What happened

Shares of Jumia Technologies (JMIA -2.67%) were tumbling today after the African e-commerce company got attacked by a short-seller. Jumia shares, which had surged since its initial public offering (IPO) a few weeks ago, closed down 18.8% on the news.

So what

Well-known short-seller Citron Research, headed by Andrew Left, called Jumia an "obvious fraud" in a screed of a report published today, saying that it's the worst such scam the company has seen in 18 years.

A motorbike driver delivering a Jumia package.

Image source: Jumia.

Citron claims that Jumia filed to go public because its two largest investors, MTN and Rocket Internet, wanted an exit, and it fudged its numbers in order to win interest from American investors. Citron says it got access to a confidential investor report from October 2018 and that the numbers Jumia presented in its F-1 prospectus in March 2019 are materially different from what it showed to investors last October. In particular, the company inflated its active customers and merchants numbers by 20%-30%, according to Citron. Finally, Citron said that Jumia declined to say in the F-1 that 41% of orders were returned, not delivered, or cancelled in 2018.

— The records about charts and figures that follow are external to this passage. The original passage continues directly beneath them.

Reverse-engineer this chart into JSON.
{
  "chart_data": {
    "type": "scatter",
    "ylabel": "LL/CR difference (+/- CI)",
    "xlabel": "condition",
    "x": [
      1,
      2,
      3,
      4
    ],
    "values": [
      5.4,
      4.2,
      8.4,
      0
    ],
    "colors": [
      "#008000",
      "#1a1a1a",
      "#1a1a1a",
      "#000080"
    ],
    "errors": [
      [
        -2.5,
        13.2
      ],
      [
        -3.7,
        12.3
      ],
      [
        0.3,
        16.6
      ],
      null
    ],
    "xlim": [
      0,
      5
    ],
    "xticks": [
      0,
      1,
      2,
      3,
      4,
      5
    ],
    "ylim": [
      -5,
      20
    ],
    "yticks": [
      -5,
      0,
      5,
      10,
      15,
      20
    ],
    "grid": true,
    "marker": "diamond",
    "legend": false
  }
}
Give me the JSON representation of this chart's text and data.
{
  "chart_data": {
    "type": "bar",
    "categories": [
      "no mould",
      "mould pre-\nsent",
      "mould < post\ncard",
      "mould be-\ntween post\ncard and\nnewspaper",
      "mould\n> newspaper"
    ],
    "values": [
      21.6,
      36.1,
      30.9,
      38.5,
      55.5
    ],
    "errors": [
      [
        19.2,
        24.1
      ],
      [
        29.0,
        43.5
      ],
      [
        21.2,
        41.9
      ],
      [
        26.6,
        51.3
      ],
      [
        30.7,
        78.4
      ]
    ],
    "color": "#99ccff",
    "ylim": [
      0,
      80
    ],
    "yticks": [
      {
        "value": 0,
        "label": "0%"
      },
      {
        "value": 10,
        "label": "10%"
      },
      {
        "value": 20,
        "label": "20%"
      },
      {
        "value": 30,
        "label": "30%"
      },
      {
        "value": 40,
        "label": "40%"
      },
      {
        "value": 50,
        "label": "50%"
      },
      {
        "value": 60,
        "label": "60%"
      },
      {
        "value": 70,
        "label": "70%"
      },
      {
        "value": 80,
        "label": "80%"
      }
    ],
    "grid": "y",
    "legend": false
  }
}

Nigerian news sources have also questioned Jumia's fundamentals, according to Citron. 

Now what 

Citron's claims deserve to be taken seriously, but the company has been wrong before. In 2017, the company recommended shorting Shopify, the fast-growing Canadian e-commerce software company, but the stock has doubled since then. Citron came out again last month in a new report against Shopify. 

Some of the short-seller's criticisms of Jumia resemble those of Shopify, as Citron argued that Shopify had its sales force pump up numbers with what essentially amounted to shell accounts. It made a similar claim about Jumia's sales force, Jforce Consultants. Furthermore, growth in active customers or even a high order cancellation rate is not necessarily a sign of fraud.

Expect Jumia to respond to the report, which could reassure investors and help the stock recover some of today's losses.

Whether or not Citron's charges are true, Jumia deserves to be treated with caution. The stock is trading at a price-to-sales ratio of 24, even after today's slide, and is deeply unprofitable with a loss of $195.2 million on revenue of $149.6 million last year.

Considering the stock is still nearly double its $14.50 IPO price, shares could fall further.